Are you frustrated by government red tape in Victoria? Is your business being held back by:
- excessive paperwork;
- delays in approvals;
- duplicated requests for similar information by different regulators;
- excessive regulatory rules and complicated processes that stop you getting things done;
- inconsistent and overlapping approaches by regulators; and
- poorly designed regulations etc.
There are better ways to do things in Victoria. Your information will be help to target where things need to change. Help to cut red tape by:
- describing the red tape issues affecting you and the effect on your business;
- sending a submission to the Red Tape Commissioner; and
- providing additional information to the Commissioner – if needed – to help identify the root cause of the problem and possible solutions.
Doing things better
Regulation can be important in protecting people and in protecting the public interest. Most regulation has that intention. However, poorly designed regulation and inefficient implementation can also:
- make it more difficult to do business;
- require people to do unnecessary and costly things, in some cases for several regulators; and
- waste peoples’ time – things take unreasonably long.

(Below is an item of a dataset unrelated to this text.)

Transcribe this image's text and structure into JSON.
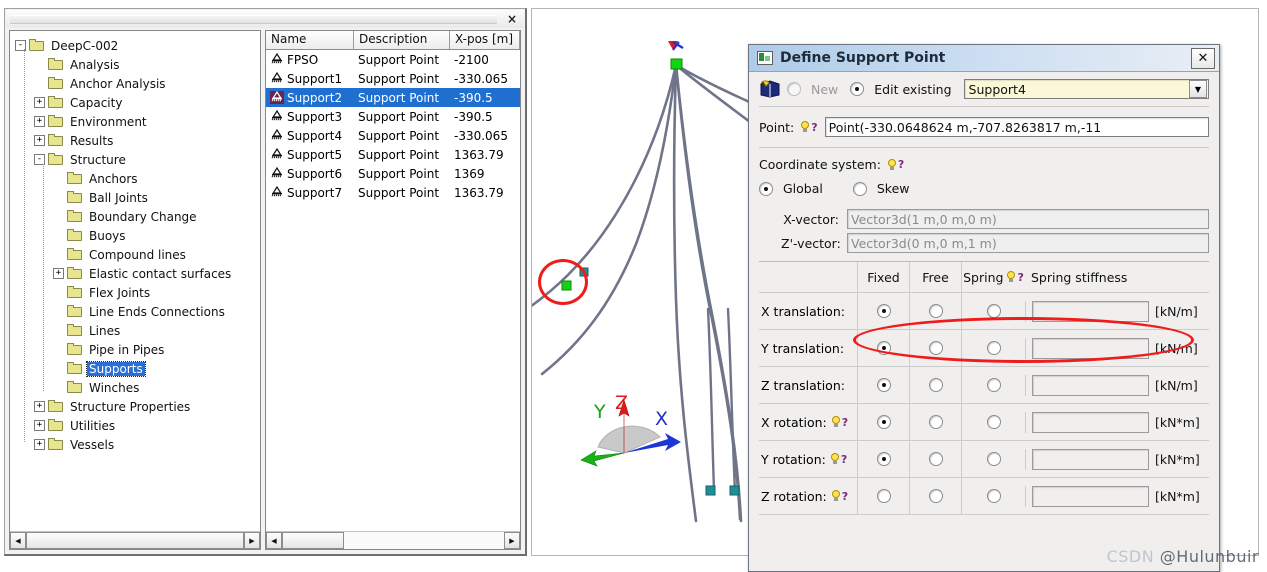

If requirements are unnecessary, excessive and costly, people can’t use this time and resources to create business and employ Victorians. The Government will enforce a 25 per cent red tape reduction target and make sure all government agencies report on their progress. This will make it easier for people to create and do business. To do this, the Government wants your feedback on where there are problems, and your ideas on better ways of doing things.
This website will publish selected ideas. It will also track progress and changes made. The Red Tape Commissioner will take up issues with the agencies and regulators responsible for the regulations. The Commissioner is particularly interested in issues that are:
- a barrier to existing businesses and new businesses, or not-for-profit organisations that provide services to government;
- not being addressed through a current competent reform process; and
- likely to encourage innovation, jobs and growth.